Insgesamt waren weniger Menschen auf der ProWein, als ich es erwartet habe. Gefühlt war es nicht so voll wie an den Sonntagen in den letzten Jahren. Wie auch immer, ich habe wieder einiges entdeckt:
Ganz ungeplant starte ich in diesem Jahr meinen Verkostungsmarathon an einem türkischen Stand. Wie die gerahmten Urkunden zeigen, sind hier viele von Mundus Vini ausgezeichnete Weine. Tatsächlich handelt es sich bei Sevilen um den zweitgrößten Weinhersteller der Türkei. Die 10 Millionen Flaschen die sie jedes Jahr produzieren werden mittlerweile in 23 Länder exportiert. Die prämierten Weine sind alle aus den üblichen, internationalen Rebsorten gemacht. Mich interessieren hier aber eher die autochthonen Varianten. Zum Beispiel der Nativus, ein reinsortiger Weißwein aus Narince, wie mir gesagt wird wohl die bekannteste türkische Rebsorte.
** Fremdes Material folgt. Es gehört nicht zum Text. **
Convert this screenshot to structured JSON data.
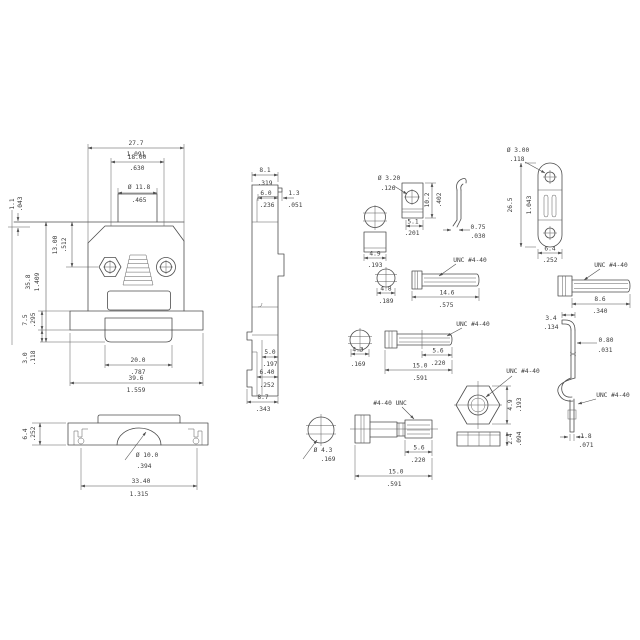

Übersetzt auf Deutsch bedeutet Narince Sensibilität. Vom Geschmack her erinnert mich dieser Wein an einen klassischen Übersee-Chardonnay. Blumig und süffig. In den Regalen deutscher Händler sind türkische Weine bisher kaum zu finden, nur in vereinzelten Restaurants da in türkischen Restaurants häufig kein Alkohol ausgeschenkt wird. Ich bin gespannt auf die Entwicklung, denn geschmacklich haben mich die Weine aus der Türkei definitiv positiv überrascht.
Die beiden deutschen Hallen sind am frühen Mittag noch nicht so in Fahrt. Vermutlich klappert das Publikum heute erst einmal die Stände der ausländischen Winzer ab, da diese am dritten Tag oft schon früh abreisen.
Einer der Stände an dem es doch schon ziemlich voll ist, ist der von Winzer Christian Nett und seinem Team. Hier glitzern manche Flaschen sogar aufgrund von Swarovski-Steinen. Interessanter Klimbim. Aber was soll ich sagen: Hier ist der Name wirklich Programm. Ich werde sofort sehr nett beraten und verkoste unter anderem einen gelben Muskateller. Goldgelb im Glas, tolle, präsente Nase und lecker fruchtig wie es sein muss. Faszinierend finde ich übrigens auch, wie bodenständig das Team geblieben ist, obwohl in der letzten Zeit doch recht viel PR- und Marketing gemacht wurde und die Aufmerksamkeit im Moment boomt. Dennoch nimmt man sich hier Zeit für sein Gegenüber, egal ob es sich um ein neues, oder ein bereits bekanntes Gesicht handelt. Diese Authentizität beeindruckt mich und sie ist sicherlich ein wichtiges Fundament, um eine Marke dauerhaft stark zu machen.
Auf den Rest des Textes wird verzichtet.